In our subgroup analysis of TKA [Table 7] and THA [Table 8] there was no significant effect of increased operative time on PJI rate. Similarly, in a study by Aggarwal et al.3 there was no significant effect of operative duration greater than 120 minutes on PJI rates (p=0.840) following primary THA. In contrast to our findings, the study by Ong et al.13 found PJI rates to rise significantly with increasing operative time (p<0.001). This relationship showed a 78% increase in PJI risk for patients undergoing surgeries lasting longer than 210 minutes compared to those less than 120 minutes (OR 1.78, 95% CI: 1.40-2.26).13 However, Ong et al.13 did not include cases lasting 120-210 minutes in their analysis, which could significantly impact the study findings. A separate study by Ong et al.19 also studied the relationship between risk of revision in TKA and THA procedures and operative time. Analysis demonstrated increased rates of all-cause revision with increased operative time following both TKA and THA.19 Anis et al.4 supports the findings established by Ong et al.13 They found operative time to be an independent risk factor for both PJI (adjusted OR 1.01 [95% CI 1.01-1.012], p<0.001) and SSI (adjusted OR 1.01 [95% CI 1.004-1.01], p<0.001), with every 15-minute increase in time corresponding to higher infection rates.4 When using the 120-minute parameter, patients with surgeries greater than 121 minutes were 5 times more likely to develop PJI and 3 times more likely to develop SSI compared to procedures under 85 minutes.4
The low statistical power in our study may cause the discrepancies seen in our conclusion on THA and TKA compared to Anis et al.4 and Ong et al.13 The inclusion of more studies and patients could drive our data in the other direction, therefore aligning with conclusions set out by the previous studies. The difficulty associated with finding enough data to fit specific operative time increments is clearly a limitation in this portion of our quantitative analysis. Another limitation is that every meta-analysis is dependent upon the data in each study. All these studies are limited by their retrospective nature. Additionally, due to the variation in which data was reported we were unable to include a significant amount of existing data in the literature. The presence of confounding variables that could impact infection rates seen in cases of longer duration is likely, including obesity, overall case complexity (i.e., conversion arthroplasty), and intraoperative complications.

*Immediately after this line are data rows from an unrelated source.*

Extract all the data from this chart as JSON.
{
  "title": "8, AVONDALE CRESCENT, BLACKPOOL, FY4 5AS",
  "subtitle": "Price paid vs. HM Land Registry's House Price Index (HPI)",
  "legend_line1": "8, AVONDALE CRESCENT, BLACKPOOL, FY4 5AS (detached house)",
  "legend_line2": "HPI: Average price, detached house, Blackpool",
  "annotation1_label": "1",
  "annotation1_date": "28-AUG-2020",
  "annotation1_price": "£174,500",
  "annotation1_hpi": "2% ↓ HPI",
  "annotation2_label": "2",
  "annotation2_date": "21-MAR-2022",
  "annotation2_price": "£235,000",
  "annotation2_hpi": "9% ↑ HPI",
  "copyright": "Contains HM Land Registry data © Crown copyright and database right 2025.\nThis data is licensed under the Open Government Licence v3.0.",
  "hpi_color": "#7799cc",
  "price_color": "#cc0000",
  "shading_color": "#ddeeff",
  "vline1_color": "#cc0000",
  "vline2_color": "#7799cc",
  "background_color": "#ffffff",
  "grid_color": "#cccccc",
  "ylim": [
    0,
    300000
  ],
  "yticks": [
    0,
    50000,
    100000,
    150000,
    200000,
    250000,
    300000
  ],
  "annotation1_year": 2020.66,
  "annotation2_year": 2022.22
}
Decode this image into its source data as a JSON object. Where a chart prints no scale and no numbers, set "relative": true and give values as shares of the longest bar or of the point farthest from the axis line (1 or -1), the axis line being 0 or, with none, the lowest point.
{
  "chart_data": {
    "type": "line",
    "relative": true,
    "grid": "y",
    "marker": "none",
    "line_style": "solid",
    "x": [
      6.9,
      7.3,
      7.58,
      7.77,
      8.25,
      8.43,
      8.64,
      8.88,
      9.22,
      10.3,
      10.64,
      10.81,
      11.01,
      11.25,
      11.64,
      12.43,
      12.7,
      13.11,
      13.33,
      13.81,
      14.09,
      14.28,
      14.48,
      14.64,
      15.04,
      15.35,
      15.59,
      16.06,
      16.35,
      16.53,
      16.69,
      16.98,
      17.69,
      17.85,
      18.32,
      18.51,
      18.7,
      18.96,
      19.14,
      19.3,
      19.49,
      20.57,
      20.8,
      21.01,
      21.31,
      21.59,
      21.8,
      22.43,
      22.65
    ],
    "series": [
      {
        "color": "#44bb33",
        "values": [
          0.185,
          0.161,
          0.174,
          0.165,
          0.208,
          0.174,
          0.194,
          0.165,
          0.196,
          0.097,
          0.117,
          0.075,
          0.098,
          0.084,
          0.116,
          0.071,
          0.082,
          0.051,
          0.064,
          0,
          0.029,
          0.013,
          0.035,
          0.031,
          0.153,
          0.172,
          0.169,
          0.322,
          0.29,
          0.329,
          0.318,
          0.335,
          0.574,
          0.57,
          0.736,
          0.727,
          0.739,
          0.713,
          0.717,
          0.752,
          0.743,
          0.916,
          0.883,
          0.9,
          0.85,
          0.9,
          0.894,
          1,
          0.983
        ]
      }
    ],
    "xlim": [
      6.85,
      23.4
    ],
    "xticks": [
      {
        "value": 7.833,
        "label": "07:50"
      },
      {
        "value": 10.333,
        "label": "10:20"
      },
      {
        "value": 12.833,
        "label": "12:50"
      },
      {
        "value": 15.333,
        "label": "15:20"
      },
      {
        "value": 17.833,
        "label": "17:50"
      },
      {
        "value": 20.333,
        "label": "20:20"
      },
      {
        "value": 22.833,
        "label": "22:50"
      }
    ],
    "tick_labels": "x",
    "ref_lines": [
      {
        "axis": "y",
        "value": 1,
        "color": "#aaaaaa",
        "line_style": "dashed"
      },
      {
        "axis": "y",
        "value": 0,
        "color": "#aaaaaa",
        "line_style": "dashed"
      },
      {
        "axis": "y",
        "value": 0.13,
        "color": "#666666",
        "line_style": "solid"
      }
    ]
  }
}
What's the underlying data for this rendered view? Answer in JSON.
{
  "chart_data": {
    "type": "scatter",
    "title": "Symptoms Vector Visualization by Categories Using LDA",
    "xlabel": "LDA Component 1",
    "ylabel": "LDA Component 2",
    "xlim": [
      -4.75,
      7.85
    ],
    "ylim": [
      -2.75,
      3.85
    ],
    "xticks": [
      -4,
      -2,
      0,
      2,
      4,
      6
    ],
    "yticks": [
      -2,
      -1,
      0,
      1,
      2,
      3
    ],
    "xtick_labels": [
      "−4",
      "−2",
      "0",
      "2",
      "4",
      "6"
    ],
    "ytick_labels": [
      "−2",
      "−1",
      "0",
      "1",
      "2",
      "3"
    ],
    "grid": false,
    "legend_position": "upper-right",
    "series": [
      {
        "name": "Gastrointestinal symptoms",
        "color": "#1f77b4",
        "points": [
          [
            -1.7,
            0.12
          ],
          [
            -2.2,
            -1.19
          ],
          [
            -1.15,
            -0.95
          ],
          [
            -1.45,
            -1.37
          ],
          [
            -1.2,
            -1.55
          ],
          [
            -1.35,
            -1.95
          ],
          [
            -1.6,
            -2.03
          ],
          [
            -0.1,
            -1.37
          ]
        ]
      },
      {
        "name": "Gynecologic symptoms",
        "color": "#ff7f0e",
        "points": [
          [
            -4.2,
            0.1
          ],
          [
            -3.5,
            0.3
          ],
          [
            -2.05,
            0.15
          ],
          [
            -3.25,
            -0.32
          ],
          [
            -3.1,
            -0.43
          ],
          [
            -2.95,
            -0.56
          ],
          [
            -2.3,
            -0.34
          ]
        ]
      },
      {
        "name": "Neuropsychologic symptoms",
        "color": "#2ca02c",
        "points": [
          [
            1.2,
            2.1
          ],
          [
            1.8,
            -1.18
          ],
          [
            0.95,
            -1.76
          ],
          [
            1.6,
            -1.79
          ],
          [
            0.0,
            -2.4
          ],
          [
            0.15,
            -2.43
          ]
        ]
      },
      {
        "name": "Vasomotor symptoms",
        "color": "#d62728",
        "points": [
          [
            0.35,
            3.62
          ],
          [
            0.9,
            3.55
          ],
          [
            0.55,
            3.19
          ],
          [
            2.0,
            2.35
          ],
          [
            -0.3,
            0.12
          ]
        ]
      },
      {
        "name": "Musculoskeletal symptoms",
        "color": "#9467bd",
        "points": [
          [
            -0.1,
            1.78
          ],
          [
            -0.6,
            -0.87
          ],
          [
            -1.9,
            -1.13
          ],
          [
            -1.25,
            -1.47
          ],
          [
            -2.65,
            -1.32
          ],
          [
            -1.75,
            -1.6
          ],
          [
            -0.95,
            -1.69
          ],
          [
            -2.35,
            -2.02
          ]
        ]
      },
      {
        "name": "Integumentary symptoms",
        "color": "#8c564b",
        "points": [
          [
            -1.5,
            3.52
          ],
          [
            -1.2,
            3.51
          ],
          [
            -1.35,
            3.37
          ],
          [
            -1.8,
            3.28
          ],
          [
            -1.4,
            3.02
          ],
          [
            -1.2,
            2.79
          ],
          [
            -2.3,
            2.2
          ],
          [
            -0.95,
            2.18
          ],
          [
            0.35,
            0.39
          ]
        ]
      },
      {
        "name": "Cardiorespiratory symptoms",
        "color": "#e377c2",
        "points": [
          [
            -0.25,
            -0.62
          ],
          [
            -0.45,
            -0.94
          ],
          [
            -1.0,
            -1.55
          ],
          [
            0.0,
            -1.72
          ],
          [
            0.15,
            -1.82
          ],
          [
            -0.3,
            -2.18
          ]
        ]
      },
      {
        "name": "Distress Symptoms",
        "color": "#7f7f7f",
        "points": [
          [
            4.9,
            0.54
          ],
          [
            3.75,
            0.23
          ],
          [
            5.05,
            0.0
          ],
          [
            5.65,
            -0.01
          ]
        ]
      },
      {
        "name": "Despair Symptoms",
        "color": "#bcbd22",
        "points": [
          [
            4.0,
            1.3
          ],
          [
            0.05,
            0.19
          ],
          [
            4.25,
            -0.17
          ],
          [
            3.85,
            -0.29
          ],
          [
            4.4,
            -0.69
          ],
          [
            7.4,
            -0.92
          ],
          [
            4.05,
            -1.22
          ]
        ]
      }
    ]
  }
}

In conclusion, the rates of PJI and SSI in primary TJA procedures are significantly greater when exceeding a 120-minute threshold. Furthermore, a pooled cohort of THA and TKA demonstrated risk at a 90-minute threshold for PJI. Individual analysis of THA and TKA on SSI rates proved to be significant past the 120-minute point, however PJI results, due to limited data, were not significant. Findings from our quantitative results and qualitative review were relatively consistent, however additional analysis should be completed to compare specific operative time thresholds as more data with similar increment reports are made.